N° RG 18/01174 – N° Portalis DBV2-V-B7C-HZIW

COUR D’APPEL DE ROUEN

CHAMBRE SOCIALE ET DES AFFAIRES DE

SECURITE SOCIALE

ARRET DU 18 NOVEMBRE 2020

DÉCISION

DÉFÉRÉE :

Jugement du TRIBUNAL DES AFFAIRES DE SECURITE SOCIALE DE ROUEN du 19 Février 2018

APPELANTE :

Madame Y X

[…]

[…]

représentée par Me Sandra MOLINERO, avocat au barreau de ROUEN

INTIMEES :

CAISSE PRIMAIRE D’ASSURANCE MALADIE DE ROUEN – ELBEUF – DIEPPE – SEINE MARITIME

[…]

[…]

représentée par Me Vincent BOURDON, avocat au barreau de ROUEN

S.A.S. CASTORAMA FRANCE

[…]

[…]

représentée par Me Marc HALFON, avocat au barreau de PARIS

COMPOSITION DE LA COUR :

En application des dispositions de l’article 945-1 du Code de procédure civile, l’affaire a été plaidée et débattue à l’audience du 07 Octobre 2020 sans opposition des parties devant Madame de SURIREY, Conseillère, magistrat chargé d’instruire l’affaire.
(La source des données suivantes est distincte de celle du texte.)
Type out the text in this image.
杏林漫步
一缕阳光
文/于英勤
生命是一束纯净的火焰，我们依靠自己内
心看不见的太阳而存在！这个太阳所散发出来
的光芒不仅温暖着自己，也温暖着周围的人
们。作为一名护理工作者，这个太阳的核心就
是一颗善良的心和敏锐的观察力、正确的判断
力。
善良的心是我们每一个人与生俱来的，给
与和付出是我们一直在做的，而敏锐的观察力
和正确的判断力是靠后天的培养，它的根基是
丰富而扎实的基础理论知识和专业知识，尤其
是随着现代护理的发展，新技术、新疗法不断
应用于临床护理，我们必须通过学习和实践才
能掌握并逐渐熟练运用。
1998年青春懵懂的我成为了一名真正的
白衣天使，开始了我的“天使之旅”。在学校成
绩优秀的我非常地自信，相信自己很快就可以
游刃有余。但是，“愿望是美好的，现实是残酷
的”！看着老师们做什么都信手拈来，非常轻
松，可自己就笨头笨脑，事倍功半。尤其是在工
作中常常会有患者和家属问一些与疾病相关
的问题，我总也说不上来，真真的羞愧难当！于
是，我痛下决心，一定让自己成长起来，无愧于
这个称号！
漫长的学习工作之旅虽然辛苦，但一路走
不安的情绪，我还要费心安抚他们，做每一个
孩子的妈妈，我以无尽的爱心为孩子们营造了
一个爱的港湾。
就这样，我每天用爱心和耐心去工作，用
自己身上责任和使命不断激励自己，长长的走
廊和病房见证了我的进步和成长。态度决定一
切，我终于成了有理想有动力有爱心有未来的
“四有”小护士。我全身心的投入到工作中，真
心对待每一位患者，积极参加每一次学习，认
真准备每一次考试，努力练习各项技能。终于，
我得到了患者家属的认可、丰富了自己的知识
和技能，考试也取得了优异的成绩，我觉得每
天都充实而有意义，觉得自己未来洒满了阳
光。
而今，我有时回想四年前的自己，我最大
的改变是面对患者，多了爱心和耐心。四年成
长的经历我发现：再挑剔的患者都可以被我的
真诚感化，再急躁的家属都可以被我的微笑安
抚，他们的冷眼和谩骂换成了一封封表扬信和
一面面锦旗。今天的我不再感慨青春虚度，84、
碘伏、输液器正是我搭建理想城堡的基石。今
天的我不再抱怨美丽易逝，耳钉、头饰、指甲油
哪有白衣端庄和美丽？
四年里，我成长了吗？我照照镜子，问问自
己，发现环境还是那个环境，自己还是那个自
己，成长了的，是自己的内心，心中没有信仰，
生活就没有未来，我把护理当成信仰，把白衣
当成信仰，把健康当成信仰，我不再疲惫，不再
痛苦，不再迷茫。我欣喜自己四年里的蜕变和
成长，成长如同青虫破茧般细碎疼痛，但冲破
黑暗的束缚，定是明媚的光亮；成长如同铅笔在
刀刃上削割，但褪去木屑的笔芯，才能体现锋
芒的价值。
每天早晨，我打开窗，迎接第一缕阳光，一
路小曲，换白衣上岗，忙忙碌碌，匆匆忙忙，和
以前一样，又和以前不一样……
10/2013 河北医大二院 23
Le magistrat rapporteur a rendu compte des plaidoiries dans le délibéré de la Cour composée de :

Monsieur POUPET, Président

Madame ROGER-MINNE, Conseillère

Madame de SURIREY, Conseillère

GREFFIER LORS DES DEBATS :

A B

DEBATS :

A l’audience publique du 07 Octobre 2020, où l’affaire a été mise en délibéré au 18 Novembre 2020

ARRET :

CONTRADICTOIRE

Prononcé le 18 Novembre 2020, par mise à disposition de l’arrêt au greffe de la Cour, les parties en ayant été préalablement avisées dans les conditions prévues au deuxième alinéa de l’article 450 du Code de procédure civile,

signé par Monsieur POUPET, Président et par M. B, Greffier.

* * *

Mme X, salariée de la société Castorama France (la société ou l’employeur), a été victime, le 2 octobre 2010, d’un accident dans les conditions suivantes : « s’est fait mal au dos en manipulant des cartons de carrelage ». Cet accident a été pris en charge par la caisse primaire d’assurance-maladie de Rouen au titre de la législation professionnelle.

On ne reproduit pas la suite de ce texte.